Vladimir Kobrin's *Gloomy Time (1994)* captures the raw, unfiltered chill of Russian cinema's existential crisis a century after its birth.

Director: Vladimir Kobrin

Frequently Asked Questions

What is Gloomy Time (1994) about?

*Gloomy Time* documents the creeping despair of Russian cinema in the early 1990s, blending Kobrin's personal struggles with the collapse of traditional filmmaking. Filmed in his own home, the short captures the tension between fading artistic ideals and the harsh realities of survival in a shifting cultural landscape.

Who directed Gloomy Time?

Vladimir Kobrin directed *Gloomy Time (1994)*, creating a deeply personal work that reflects his own studio's struggles during the Russian cinema crisis.

Who stars in Gloomy Time?

Director information is not available.

Is Gloomy Time (1994) worth watching?

Though obscure, *Gloomy Time* offers a fascinating glimpse into a pivotal moment for Russian cinema. Its experimental style and themes of artistic decay make it compelling for fans of avant-garde or historical filmmaking, even if it's more niche than mainstream.

How long is Gloomy Time?

The runtime is 14 minutes.

About Gloomy Time (1994) — A raw snapshot of Soviet cinema's final gasp

Vladimir Kobrin's *Gloomy Time (1994)* captures the raw, unfiltered chill of Russian cinema's existential crisis a century after its birth. Shot in hypnotic time-lapse, the 14-minute short documentary feels like a fever dream of collapsing studios, cramped apartments doubling as editing suites, and families navigating penniless uncertainty. Kobrin turns his own life into a cinematic mirror—children, kitchen clatter, and the hum of computers merging into a visual symphony of creative decay. The film pulses with the tension of a medium grappling with irrelevance, blending personal chaos with the broader turmoil of post-Soviet artistic upheaval.

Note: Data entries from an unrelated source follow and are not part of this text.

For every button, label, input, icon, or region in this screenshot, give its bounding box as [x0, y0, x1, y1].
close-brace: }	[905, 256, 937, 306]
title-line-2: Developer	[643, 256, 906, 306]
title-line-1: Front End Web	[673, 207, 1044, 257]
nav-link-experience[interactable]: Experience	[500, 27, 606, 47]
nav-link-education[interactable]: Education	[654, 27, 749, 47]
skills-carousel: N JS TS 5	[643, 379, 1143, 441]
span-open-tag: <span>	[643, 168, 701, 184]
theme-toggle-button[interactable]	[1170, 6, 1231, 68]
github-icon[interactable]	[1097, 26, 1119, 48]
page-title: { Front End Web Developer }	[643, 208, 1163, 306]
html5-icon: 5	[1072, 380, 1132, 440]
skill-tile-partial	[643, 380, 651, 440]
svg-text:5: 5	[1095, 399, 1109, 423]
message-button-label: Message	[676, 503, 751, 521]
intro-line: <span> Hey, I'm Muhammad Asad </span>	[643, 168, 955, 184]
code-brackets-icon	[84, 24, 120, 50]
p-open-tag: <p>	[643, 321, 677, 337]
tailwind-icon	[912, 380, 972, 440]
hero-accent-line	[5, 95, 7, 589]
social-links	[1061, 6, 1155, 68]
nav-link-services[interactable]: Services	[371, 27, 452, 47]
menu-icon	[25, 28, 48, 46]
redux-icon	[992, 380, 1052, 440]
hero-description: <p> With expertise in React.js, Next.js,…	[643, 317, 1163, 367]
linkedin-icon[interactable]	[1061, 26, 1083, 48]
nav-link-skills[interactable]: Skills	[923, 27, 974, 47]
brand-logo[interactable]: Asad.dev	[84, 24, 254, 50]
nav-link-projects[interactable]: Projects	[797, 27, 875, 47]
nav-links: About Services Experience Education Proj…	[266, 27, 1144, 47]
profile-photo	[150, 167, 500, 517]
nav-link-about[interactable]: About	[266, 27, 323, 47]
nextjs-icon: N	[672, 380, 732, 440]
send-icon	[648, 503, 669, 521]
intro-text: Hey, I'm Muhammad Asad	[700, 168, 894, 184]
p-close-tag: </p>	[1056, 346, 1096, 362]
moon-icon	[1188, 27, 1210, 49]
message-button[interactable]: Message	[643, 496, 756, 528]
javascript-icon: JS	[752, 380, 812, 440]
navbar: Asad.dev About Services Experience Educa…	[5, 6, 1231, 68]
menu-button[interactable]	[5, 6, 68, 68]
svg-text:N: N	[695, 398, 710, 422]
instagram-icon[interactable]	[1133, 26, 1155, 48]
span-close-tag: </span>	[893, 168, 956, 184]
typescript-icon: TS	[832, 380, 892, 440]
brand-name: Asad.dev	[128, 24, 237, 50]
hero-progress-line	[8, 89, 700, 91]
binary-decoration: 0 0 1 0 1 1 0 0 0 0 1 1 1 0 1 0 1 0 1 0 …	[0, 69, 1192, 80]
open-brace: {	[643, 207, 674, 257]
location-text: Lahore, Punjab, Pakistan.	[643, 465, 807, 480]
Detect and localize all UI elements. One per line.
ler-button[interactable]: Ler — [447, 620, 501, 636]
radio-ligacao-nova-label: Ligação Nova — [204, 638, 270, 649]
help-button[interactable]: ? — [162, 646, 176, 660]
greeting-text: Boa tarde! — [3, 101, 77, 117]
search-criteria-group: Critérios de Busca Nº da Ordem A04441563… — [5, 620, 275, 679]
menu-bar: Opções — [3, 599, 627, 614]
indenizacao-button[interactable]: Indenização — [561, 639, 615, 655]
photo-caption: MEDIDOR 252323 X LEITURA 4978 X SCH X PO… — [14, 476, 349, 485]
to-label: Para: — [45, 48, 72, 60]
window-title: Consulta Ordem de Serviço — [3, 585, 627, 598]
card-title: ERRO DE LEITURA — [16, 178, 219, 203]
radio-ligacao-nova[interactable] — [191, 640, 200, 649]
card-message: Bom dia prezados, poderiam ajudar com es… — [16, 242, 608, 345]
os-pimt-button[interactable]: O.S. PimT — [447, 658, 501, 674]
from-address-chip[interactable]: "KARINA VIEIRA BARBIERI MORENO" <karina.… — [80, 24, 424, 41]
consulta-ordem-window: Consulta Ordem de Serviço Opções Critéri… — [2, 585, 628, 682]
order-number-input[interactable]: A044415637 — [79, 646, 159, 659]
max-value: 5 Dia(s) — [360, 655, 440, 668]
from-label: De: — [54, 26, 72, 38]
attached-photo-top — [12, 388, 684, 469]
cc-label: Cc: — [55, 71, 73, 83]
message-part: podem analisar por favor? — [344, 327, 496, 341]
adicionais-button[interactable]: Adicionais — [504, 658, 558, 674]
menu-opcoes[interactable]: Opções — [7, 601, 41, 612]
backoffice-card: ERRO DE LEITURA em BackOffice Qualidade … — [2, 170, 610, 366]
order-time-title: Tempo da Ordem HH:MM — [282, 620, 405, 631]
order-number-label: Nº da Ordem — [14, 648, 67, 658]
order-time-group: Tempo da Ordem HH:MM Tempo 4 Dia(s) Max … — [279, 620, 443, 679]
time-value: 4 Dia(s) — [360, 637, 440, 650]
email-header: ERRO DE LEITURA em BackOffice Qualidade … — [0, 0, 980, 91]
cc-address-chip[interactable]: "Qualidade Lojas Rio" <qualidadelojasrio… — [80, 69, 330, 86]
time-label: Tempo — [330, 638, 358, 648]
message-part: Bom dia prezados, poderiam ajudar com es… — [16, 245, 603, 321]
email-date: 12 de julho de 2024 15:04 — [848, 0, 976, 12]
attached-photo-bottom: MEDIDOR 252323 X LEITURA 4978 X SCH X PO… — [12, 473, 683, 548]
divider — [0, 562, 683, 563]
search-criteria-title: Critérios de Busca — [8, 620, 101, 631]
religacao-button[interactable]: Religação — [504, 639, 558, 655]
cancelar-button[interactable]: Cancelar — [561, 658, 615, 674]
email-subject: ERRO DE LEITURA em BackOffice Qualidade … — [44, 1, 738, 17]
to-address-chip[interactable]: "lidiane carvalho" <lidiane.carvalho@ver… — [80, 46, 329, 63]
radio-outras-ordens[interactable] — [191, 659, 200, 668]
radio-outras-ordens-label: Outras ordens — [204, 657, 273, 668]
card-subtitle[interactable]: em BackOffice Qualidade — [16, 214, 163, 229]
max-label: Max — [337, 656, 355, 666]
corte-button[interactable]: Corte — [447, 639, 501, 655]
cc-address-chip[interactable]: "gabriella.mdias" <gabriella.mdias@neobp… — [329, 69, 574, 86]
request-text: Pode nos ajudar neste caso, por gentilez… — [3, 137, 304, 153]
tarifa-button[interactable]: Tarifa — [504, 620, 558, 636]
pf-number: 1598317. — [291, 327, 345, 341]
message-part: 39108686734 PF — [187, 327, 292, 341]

This isn't just a film about decline; it's a time capsule of defiance. Using his Moscow flat as a microcosm, Kobrin stitches together the mundane and the monumental—guests arriving, projects stalling, the clatter of a household morphing into a metaphor for cinema itself gasping for air. The result is a quietly devastating portrait of an era where old orders dissolve, and the future feels like a question mark scribbled in pencil.